Nevertheless, Boser argues that there are some easily adoptable principles that educators can use to significantly boost outcomes for students. He explained, for example, the process of “interleaving” or introducing multiple concepts and skills simultaneously so the learner has opportunities to make deeper connections. According to some studies, interleaving can boost student outcomes by up to 40 percent. Boser used the example of a novice piano player, who according to research, would be better off mixing up sessions in which they learn pieces of Bach, Beethoven, and Chopin simultaneously over the course of three lessons, rather than walling off each musical style from each composer in three separate sessions.

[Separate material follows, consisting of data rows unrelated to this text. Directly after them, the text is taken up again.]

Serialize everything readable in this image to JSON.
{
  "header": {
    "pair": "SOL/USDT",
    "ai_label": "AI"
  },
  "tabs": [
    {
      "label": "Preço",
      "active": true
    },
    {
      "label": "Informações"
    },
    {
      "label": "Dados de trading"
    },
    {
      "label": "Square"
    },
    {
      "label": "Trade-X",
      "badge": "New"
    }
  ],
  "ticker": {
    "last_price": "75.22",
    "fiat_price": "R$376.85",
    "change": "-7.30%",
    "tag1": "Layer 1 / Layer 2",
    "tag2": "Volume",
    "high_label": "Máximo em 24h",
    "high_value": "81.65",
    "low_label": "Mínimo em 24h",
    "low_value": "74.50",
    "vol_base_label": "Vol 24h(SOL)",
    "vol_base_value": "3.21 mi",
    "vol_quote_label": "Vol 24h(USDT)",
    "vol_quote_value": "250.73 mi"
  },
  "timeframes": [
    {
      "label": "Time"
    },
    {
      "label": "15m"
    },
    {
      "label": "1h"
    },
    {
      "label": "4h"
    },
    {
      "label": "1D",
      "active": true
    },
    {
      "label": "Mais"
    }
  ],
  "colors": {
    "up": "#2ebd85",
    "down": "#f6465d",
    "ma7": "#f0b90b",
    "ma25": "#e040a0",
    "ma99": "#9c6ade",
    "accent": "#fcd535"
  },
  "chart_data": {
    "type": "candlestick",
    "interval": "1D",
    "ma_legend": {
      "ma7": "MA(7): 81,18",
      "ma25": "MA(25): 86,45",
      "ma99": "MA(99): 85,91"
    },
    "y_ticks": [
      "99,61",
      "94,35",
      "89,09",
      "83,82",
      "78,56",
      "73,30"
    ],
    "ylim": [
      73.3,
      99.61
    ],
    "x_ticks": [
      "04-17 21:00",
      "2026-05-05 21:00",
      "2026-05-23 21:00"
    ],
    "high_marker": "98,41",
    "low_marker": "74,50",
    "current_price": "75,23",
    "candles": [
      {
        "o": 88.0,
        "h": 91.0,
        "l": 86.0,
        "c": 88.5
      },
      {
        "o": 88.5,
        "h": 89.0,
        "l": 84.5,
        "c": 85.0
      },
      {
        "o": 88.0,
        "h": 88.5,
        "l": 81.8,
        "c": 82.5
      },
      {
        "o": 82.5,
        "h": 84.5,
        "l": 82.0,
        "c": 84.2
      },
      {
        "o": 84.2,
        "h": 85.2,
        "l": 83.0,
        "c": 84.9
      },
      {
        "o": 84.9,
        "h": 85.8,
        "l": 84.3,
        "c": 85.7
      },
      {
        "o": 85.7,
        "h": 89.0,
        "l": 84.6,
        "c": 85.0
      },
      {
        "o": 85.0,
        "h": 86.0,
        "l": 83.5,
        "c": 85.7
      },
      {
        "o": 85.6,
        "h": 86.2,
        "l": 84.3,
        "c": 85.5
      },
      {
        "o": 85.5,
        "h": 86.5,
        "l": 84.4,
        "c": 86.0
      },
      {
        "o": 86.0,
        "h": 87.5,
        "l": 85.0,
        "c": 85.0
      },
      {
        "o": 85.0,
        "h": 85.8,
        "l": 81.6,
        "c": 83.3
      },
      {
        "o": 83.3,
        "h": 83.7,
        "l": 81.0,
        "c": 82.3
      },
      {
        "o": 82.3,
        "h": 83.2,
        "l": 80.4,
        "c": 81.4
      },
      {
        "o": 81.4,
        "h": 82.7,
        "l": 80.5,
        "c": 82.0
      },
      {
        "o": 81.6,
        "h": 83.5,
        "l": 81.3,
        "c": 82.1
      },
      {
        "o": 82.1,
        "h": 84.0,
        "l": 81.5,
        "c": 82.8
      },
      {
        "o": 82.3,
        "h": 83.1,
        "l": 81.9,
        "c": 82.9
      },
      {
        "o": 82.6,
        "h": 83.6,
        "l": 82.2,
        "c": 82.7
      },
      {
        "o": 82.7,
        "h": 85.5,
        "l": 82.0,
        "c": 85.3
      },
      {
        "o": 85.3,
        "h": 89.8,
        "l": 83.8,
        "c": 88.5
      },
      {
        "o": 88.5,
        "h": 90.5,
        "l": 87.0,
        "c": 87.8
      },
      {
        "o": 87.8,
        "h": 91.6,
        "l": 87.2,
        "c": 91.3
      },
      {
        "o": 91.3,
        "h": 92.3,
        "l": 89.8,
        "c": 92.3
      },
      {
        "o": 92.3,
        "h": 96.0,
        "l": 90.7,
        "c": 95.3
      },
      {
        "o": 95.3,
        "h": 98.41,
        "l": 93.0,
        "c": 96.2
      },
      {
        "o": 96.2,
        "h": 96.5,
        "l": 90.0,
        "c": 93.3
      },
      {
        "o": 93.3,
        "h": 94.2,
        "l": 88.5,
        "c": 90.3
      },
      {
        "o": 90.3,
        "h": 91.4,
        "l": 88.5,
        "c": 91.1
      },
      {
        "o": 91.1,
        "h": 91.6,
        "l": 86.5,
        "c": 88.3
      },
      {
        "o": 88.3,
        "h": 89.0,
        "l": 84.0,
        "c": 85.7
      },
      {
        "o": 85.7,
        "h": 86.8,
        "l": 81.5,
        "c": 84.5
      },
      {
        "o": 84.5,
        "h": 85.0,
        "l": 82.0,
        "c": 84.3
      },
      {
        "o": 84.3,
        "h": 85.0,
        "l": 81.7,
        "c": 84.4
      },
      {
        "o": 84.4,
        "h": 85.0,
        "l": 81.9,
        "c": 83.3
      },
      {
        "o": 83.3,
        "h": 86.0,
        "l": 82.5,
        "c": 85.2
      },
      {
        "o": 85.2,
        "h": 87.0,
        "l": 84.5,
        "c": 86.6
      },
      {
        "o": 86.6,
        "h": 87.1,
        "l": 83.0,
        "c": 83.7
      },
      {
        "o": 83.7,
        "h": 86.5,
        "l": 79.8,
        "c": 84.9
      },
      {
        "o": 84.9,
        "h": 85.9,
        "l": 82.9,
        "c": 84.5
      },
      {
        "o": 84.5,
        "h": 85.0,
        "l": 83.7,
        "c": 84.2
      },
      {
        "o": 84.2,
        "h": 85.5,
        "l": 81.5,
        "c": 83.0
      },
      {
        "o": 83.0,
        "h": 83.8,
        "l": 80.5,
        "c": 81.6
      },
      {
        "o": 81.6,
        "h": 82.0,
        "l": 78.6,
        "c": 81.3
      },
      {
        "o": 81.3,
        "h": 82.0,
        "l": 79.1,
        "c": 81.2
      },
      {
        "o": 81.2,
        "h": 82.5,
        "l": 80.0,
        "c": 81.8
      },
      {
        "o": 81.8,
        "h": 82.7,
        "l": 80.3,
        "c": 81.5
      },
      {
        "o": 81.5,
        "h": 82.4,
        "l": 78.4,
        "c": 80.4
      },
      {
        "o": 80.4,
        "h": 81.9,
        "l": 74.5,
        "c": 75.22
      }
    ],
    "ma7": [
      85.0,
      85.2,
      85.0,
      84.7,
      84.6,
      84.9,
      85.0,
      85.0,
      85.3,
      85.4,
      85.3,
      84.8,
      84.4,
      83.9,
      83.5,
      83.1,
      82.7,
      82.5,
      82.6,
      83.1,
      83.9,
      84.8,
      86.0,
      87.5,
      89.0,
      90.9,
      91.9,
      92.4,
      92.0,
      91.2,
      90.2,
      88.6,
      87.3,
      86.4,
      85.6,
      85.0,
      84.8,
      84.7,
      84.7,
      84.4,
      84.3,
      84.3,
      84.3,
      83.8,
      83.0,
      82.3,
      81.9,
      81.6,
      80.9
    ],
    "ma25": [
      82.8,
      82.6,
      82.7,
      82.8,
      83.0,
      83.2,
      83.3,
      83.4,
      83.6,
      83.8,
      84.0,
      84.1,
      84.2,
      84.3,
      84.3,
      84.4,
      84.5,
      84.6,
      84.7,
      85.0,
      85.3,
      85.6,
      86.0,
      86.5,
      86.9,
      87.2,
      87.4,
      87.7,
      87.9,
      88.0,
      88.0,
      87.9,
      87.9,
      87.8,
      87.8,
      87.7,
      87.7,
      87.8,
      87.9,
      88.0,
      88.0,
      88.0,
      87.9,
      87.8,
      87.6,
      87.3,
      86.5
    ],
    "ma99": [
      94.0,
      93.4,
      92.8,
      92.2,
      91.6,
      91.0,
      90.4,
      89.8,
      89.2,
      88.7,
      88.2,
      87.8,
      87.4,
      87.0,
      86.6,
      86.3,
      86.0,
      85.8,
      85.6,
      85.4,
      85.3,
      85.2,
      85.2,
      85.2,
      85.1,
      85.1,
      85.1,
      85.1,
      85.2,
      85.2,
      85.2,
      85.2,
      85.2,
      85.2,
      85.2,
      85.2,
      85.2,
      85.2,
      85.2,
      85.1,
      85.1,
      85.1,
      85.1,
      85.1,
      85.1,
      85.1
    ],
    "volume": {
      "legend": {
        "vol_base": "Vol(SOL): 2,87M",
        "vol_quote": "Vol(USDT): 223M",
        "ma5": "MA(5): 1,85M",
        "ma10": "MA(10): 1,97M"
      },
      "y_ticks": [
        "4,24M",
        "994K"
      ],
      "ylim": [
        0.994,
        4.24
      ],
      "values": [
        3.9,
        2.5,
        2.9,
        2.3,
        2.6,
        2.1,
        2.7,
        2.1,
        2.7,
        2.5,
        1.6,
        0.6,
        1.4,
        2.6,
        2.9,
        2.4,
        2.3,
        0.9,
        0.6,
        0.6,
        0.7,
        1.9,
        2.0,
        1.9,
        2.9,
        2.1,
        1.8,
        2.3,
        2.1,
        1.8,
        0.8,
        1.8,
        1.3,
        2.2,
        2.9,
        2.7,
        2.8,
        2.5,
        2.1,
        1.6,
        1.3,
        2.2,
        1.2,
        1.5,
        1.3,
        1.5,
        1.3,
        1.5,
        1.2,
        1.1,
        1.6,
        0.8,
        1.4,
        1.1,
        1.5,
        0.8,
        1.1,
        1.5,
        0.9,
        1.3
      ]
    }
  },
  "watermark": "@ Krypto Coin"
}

Boser also talked about the latest in memory research, which for example, suggests that facts are retained more efficiently if revisited sequentially after specific intervals of time have elapsed. Another tool that teachers are increasingly deploying is an emphasis on “metacognition” or thinking about thinking. Boser explained that this technique is effectively deployed when teachers model reflective thought patterns, or by practices as simple as giving students exit quizzes at the end of each lesson. Many of the techniques he discusses can therefore be boiled down to strategies to help learners acquire and solidify content knowledge as rapidly and deeply as possible.
One area where Boser argues that educators should be proceeding with more caution, however, is the widely held concept of “learning styles,” or the idea that some people are “visual learners” while others might be “auditory learners” and so on. According to a study released earlier this year that Boser helped conduct, over 85 percent of Americans believe in learning styles, despite his contention that there is very little research to back up the idea. While he acknowledged that “people do engage in material in different ways” based on their interests or background knowledge, Boser cautioned that the concept of learning styles appears to have become a catch-all for the fact that “people are different.” The emphasis on these differences, can then come at the detriment of the more strongly-backed studies that examine how people learn in similar ways.
“It turns out that a lot of the conventional wisdom on learning is wrong,” Boser summed up, and he therefore argues that educators should stick to fostering the research-backed principles of active learning, interleaving, reflective thinking, and drawing analogies across subject matters.